From the artist's perspective, the value of their gift is realized only when they are able to project their own persona through their art. Embodied in their creation is something distinctly their own, which sets it apart from all others. This is why previously undiscovered masterpieces are easily and indisputably credited to artists who have long since passed from this earth. Who they are is captured in their work. You may call it flare or regimen, but it is actually nothing more than a projection of their unique personality, captured on canvas or in clay.
This need to express and establish themselves through their art is best evidenced when artists use themselves as subjects. A sculptor will create their own bust, a painter a self-portrait, a writer an auto-biography. Here they immortalize themselves, or at least their "image".
In like manner, God desires to express himself through his creation, through his art. The wonder of the universe speaks to his greatness. The mechanics and yield of the world show us his provision. His reaching out through his son evidences his grace and love.
But God also expresses himself through the lives of his children. Since we are made in his image, we are a type of living self-portrait of God.
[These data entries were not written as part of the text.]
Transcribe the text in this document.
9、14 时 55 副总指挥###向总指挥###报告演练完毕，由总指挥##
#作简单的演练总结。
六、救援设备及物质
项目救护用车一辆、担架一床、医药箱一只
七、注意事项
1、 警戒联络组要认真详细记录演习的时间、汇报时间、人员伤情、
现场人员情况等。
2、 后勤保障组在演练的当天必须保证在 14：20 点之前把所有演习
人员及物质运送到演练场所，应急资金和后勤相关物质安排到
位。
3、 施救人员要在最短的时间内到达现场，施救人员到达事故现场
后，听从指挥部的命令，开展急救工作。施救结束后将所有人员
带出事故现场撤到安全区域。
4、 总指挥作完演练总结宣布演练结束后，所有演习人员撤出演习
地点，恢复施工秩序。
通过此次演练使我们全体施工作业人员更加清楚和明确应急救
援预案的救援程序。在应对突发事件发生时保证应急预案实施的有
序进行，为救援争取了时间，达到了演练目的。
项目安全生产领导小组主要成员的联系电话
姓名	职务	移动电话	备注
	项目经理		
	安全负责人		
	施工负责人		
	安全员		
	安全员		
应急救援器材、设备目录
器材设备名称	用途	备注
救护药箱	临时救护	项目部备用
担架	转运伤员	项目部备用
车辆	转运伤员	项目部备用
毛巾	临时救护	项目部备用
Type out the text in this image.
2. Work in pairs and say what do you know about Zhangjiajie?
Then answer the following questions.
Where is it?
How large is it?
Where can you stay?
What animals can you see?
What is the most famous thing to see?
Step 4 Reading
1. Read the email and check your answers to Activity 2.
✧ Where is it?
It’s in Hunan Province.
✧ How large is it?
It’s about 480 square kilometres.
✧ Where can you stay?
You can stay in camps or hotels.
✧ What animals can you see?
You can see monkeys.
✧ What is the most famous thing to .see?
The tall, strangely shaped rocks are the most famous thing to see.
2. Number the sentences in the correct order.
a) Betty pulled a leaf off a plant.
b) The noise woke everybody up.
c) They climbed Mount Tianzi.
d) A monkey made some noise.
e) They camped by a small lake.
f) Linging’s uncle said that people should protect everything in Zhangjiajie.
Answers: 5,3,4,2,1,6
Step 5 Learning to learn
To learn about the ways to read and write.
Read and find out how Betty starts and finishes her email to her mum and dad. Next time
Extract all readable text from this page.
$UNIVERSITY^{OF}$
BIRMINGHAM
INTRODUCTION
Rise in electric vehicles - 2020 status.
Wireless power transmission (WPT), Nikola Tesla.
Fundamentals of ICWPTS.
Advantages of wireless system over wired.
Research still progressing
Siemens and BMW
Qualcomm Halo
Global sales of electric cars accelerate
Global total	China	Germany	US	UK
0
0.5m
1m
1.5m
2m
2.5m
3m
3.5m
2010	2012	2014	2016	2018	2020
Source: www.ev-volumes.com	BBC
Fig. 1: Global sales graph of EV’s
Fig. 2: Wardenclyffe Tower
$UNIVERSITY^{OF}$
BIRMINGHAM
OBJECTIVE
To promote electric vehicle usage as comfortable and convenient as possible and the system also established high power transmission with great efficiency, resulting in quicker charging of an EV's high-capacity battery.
His desire is for us to reflect who he is to the world so that others might see him through us, much like one would see the artist through a painting.
He wants our "image" to conform to who he is and for us to put self aside. We have a multitude of instructions in scripture that tell us to conform ourselves to his image, to bring every thought and imagination into captivity to his will, and to live our lives for him. He wants us to be like him, so that the beholder of his art will see him in it and know that there is a God.
It has been said of art that "beauty is in the eye of the beholder". If this is true, what image do we Christians portray to the beholders of the world? Do our lives so reflect the personality of our artist that they see the altogether lovely one in us, or do they see something of less beauty?